I think it was around the end of that first three months that I stopped cringing. It wasn't that I started liking how they looked, but I had gotten used to it. This is how I look people!
It was also about that point that I started seeing how important they were. So many people had lost relatives and wished they had more pictures of them. Most women seem to hate having their pictures taken, but no matter what flaws they see in pictures, their children think they are beautiful. They will want pictures.
I am single and childless, with a family of siblings who would also rather never have their picture taken, but maybe we will miss looking at each other someday. We are starting to wish we had more recent pictures as our mother's memory deteriorates. Also, other people enjoy my pictures.
After six months I started noticing other people avoiding having their pictures taken. I want to tell them that they're beautiful, but I still don't feel beautiful, and I will let you take my picture, so it's not exactly that.
People have told me that I am beautiful, and I have complicated feelings about that.
Sometimes people will tell me that I look like I have lost weight. The scale is usually not in agreement. However, when I was drawing in October I was liking my selfies more too, and I think it was because drawing made me happy. Setting aside the issue of whether the first interpretation of looking better should be an assumption of weight loss, I do think that happiness can be beautiful.
I could then take it that when people are complimenting my beauty, they are really complimenting my happiness, but that's a little patronizing. If they are better than I have been at seeing that beauty and fat are not mutually exclusive, that's really important and I should respect that. And if they care about me, and like seeing me because of that, I can appreciate that. Besides, it's like Roald Dahl says:
“If a person has ugly thoughts, it begins to show on the face. And when that person has ugly thoughts every day, every week, every year, the face gets uglier and uglier until you can hardly bear to look at it.

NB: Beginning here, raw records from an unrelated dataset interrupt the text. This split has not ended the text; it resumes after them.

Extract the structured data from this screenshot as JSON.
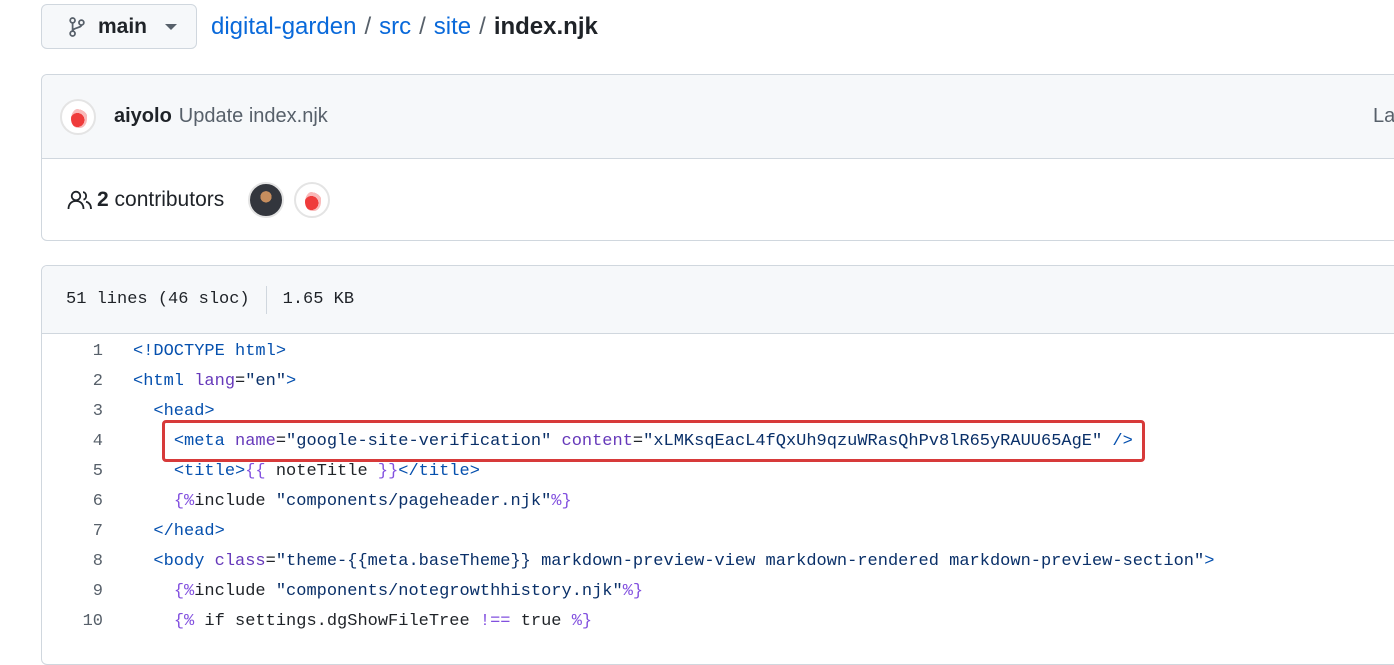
{
  "breadcrumb": {
    "branch": "main",
    "repo": "digital-garden",
    "sep1": "/",
    "dir1": "src",
    "sep2": "/",
    "dir2": "site",
    "sep3": "/",
    "file": "index.njk"
  },
  "commit": {
    "author": "aiyolo",
    "message": "Update index.njk",
    "right_text": "La"
  },
  "contributors": {
    "count": "2",
    "label": "contributors"
  },
  "file": {
    "lines_info": "51 lines (46 sloc)",
    "size": "1.65 KB"
  },
  "code_lines": [
    {
      "num": "1",
      "indent": "",
      "parts": [
        [
          "tag",
          "<!DOCTYPE html>"
        ]
      ]
    },
    {
      "num": "2",
      "indent": "",
      "parts": [
        [
          "tag",
          "<html "
        ],
        [
          "attr",
          "lang"
        ],
        [
          "plain",
          "="
        ],
        [
          "str",
          "\"en\""
        ],
        [
          "tag",
          ">"
        ]
      ]
    },
    {
      "num": "3",
      "indent": "  ",
      "parts": [
        [
          "tag",
          "<head>"
        ]
      ]
    },
    {
      "num": "4",
      "indent": "    ",
      "parts": [
        [
          "tag",
          "<meta "
        ],
        [
          "attr",
          "name"
        ],
        [
          "plain",
          "="
        ],
        [
          "str",
          "\"google-site-verification\" "
        ],
        [
          "attr",
          "content"
        ],
        [
          "plain",
          "="
        ],
        [
          "str",
          "\"xLMKsqEacL4fQxUh9qzuWRasQhPv8lR65yRAUU65AgE\""
        ],
        [
          "tag",
          " />"
        ]
      ]
    },
    {
      "num": "5",
      "indent": "    ",
      "parts": [
        [
          "tag",
          "<title>"
        ],
        [
          "tpl",
          "{{ "
        ],
        [
          "plain",
          "noteTitle "
        ],
        [
          "tpl",
          "}}"
        ],
        [
          "tag",
          "</title>"
        ]
      ]
    },
    {
      "num": "6",
      "indent": "    ",
      "parts": [
        [
          "tpl",
          "{%"
        ],
        [
          "plain",
          "include "
        ],
        [
          "str",
          "\"components/pageheader.njk\""
        ],
        [
          "tpl",
          "%}"
        ]
      ]
    },
    {
      "num": "7",
      "indent": "  ",
      "parts": [
        [
          "tag",
          "</head>"
        ]
      ]
    },
    {
      "num": "8",
      "indent": "  ",
      "parts": [
        [
          "tag",
          "<body "
        ],
        [
          "attr",
          "class"
        ],
        [
          "plain",
          "="
        ],
        [
          "str",
          "\"theme-{{meta.baseTheme}} markdown-preview-view markdown-rendered markdown-preview-section\""
        ],
        [
          "tag",
          ">"
        ]
      ]
    },
    {
      "num": "9",
      "indent": "    ",
      "parts": [
        [
          "tpl",
          "{%"
        ],
        [
          "plain",
          "include "
        ],
        [
          "str",
          "\"components/notegrowthhistory.njk\""
        ],
        [
          "tpl",
          "%}"
        ]
      ]
    },
    {
      "num": "10",
      "indent": "    ",
      "parts": [
        [
          "tpl",
          "{% "
        ],
        [
          "plain",
          "if settings.dgShowFileTree "
        ],
        [
          "tpl",
          "!== "
        ],
        [
          "plain",
          "true "
        ],
        [
          "tpl",
          "%}"
        ]
      ]
    }
  ]
}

A person who has good thoughts cannot ever be ugly. You can have a wonky nose and a crooked mouth and a double chin and stick-out teeth, but if you have good thoughts it will shine out of your face like sunbeams and you will always look lovely.”

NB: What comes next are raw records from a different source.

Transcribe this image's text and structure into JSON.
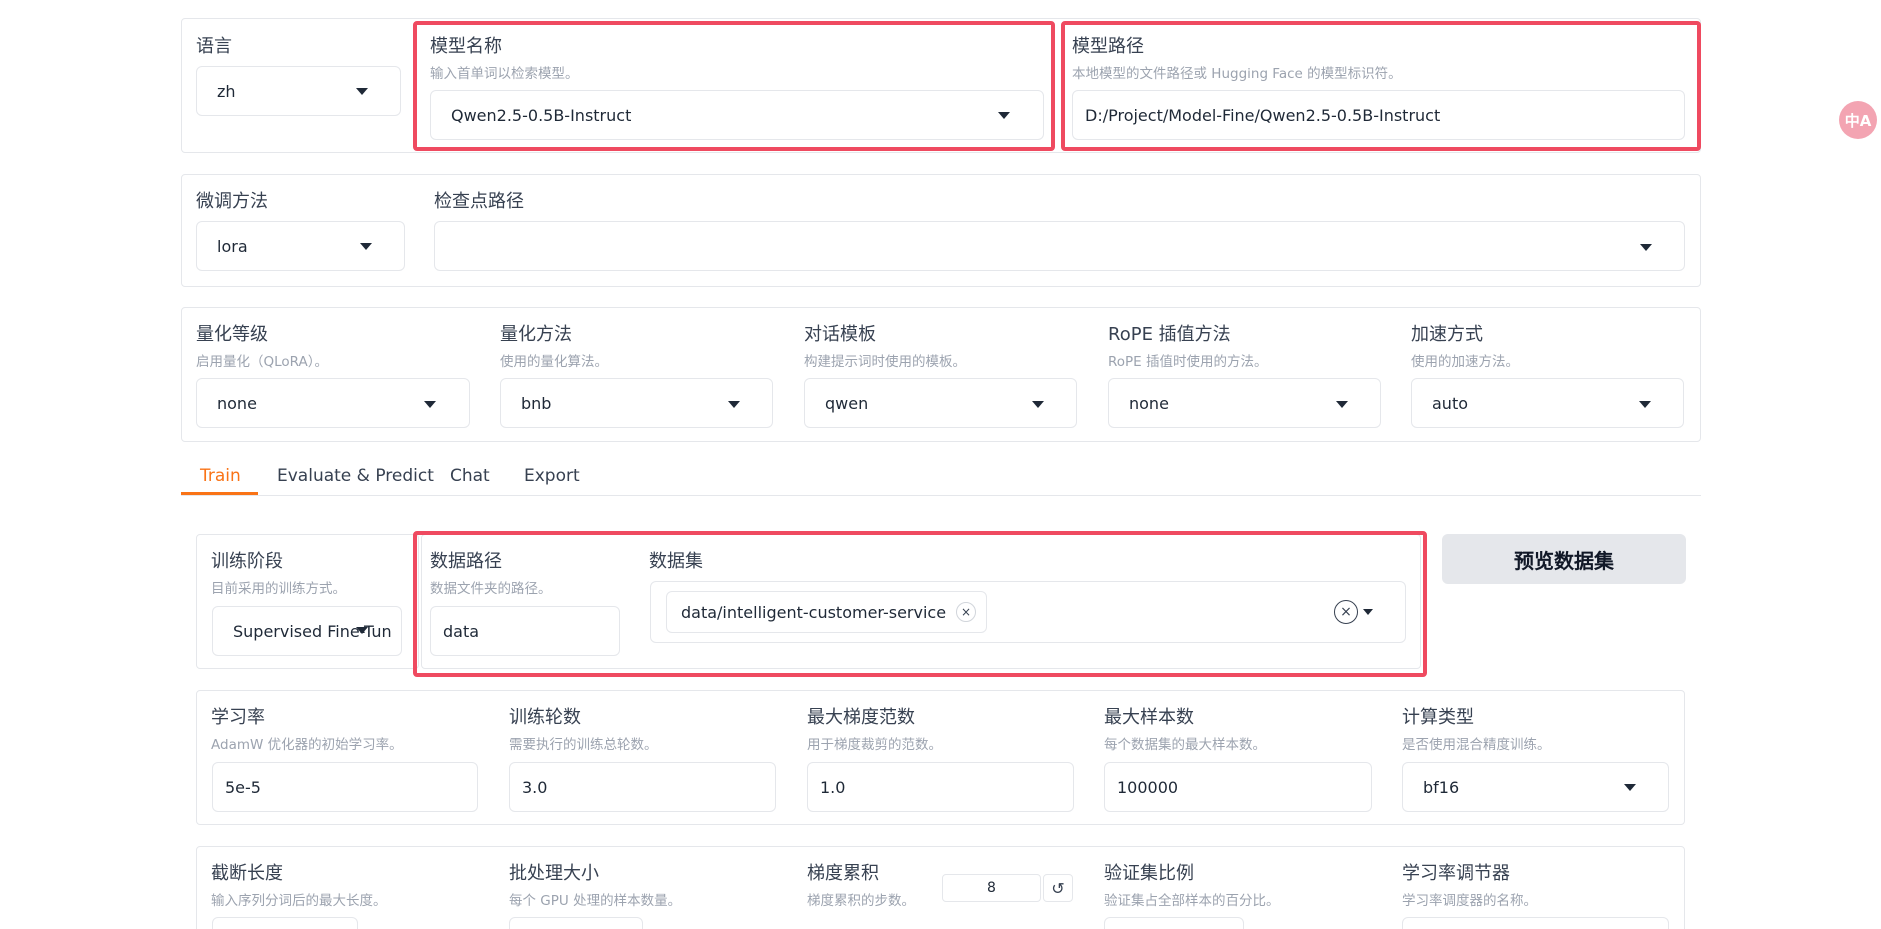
{
  "top_config": {
    "language": {
      "label": "语言",
      "value": "zh"
    },
    "model_name": {
      "label": "模型名称",
      "hint": "输入首单词以检索模型。",
      "value": "Qwen2.5-0.5B-Instruct"
    },
    "model_path": {
      "label": "模型路径",
      "hint": "本地模型的文件路径或 Hugging Face 的模型标识符。",
      "value": "D:/Project/Model-Fine/Qwen2.5-0.5B-Instruct"
    }
  },
  "finetune": {
    "method": {
      "label": "微调方法",
      "value": "lora"
    },
    "checkpoint": {
      "label": "检查点路径",
      "value": ""
    }
  },
  "advanced": {
    "quant_bit": {
      "label": "量化等级",
      "hint": "启用量化（QLoRA）。",
      "value": "none"
    },
    "quant_method": {
      "label": "量化方法",
      "hint": "使用的量化算法。",
      "value": "bnb"
    },
    "template": {
      "label": "对话模板",
      "hint": "构建提示词时使用的模板。",
      "value": "qwen"
    },
    "rope": {
      "label": "RoPE 插值方法",
      "hint": "RoPE 插值时使用的方法。",
      "value": "none"
    },
    "booster": {
      "label": "加速方式",
      "hint": "使用的加速方法。",
      "value": "auto"
    }
  },
  "tabs": [
    "Train",
    "Evaluate & Predict",
    "Chat",
    "Export"
  ],
  "train": {
    "stage": {
      "label": "训练阶段",
      "hint": "目前采用的训练方式。",
      "value": "Supervised Fine-Tun"
    },
    "dataset_dir": {
      "label": "数据路径",
      "hint": "数据文件夹的路径。",
      "value": "data"
    },
    "dataset": {
      "label": "数据集",
      "selected": [
        "data/intelligent-customer-service"
      ]
    },
    "preview_button": "预览数据集"
  },
  "hyper": {
    "learning_rate": {
      "label": "学习率",
      "hint": "AdamW 优化器的初始学习率。",
      "value": "5e-5"
    },
    "epochs": {
      "label": "训练轮数",
      "hint": "需要执行的训练总轮数。",
      "value": "3.0"
    },
    "max_grad_norm": {
      "label": "最大梯度范数",
      "hint": "用于梯度裁剪的范数。",
      "value": "1.0"
    },
    "max_samples": {
      "label": "最大样本数",
      "hint": "每个数据集的最大样本数。",
      "value": "100000"
    },
    "compute_type": {
      "label": "计算类型",
      "hint": "是否使用混合精度训练。",
      "value": "bf16"
    }
  },
  "hyper2": {
    "cutoff_len": {
      "label": "截断长度",
      "hint": "输入序列分词后的最大长度。"
    },
    "batch_size": {
      "label": "批处理大小",
      "hint": "每个 GPU 处理的样本数量。"
    },
    "grad_accum": {
      "label": "梯度累积",
      "hint": "梯度累积的步数。",
      "value": "8"
    },
    "val_size": {
      "label": "验证集比例",
      "hint": "验证集占全部样本的百分比。"
    },
    "lr_scheduler": {
      "label": "学习率调节器",
      "hint": "学习率调度器的名称。"
    }
  },
  "icons": {
    "dropdown": "chevron-down-icon",
    "clear": "clear-icon",
    "remove": "remove-chip-icon",
    "reset": "reset-icon",
    "translate": "translate-icon"
  },
  "accent": "#f97316",
  "highlight_color": "#ef4a60",
  "badge_text": "中A",
  "icon_glyphs": {
    "x": "×",
    "reset": "↺"
  }
}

So then it became harder to keep good thoughts, and the last three months have been very difficult. There has been frustration and grief and inability at times to get things done. I am less happy with those pictures, but then I am less happy with me. So, I need to be happy with the person I am, which means writing and drawing and being kind, but absolutely also means not staying up late playing computer games (I relapsed).
I can totally see the value of selfie sticks now, because arm's length does not always give you the best view. Maybe a new project could involve having other people take pictures of me. I don't know. I do know that this has been good for me.
And selfies will continue, if not with the same regularity.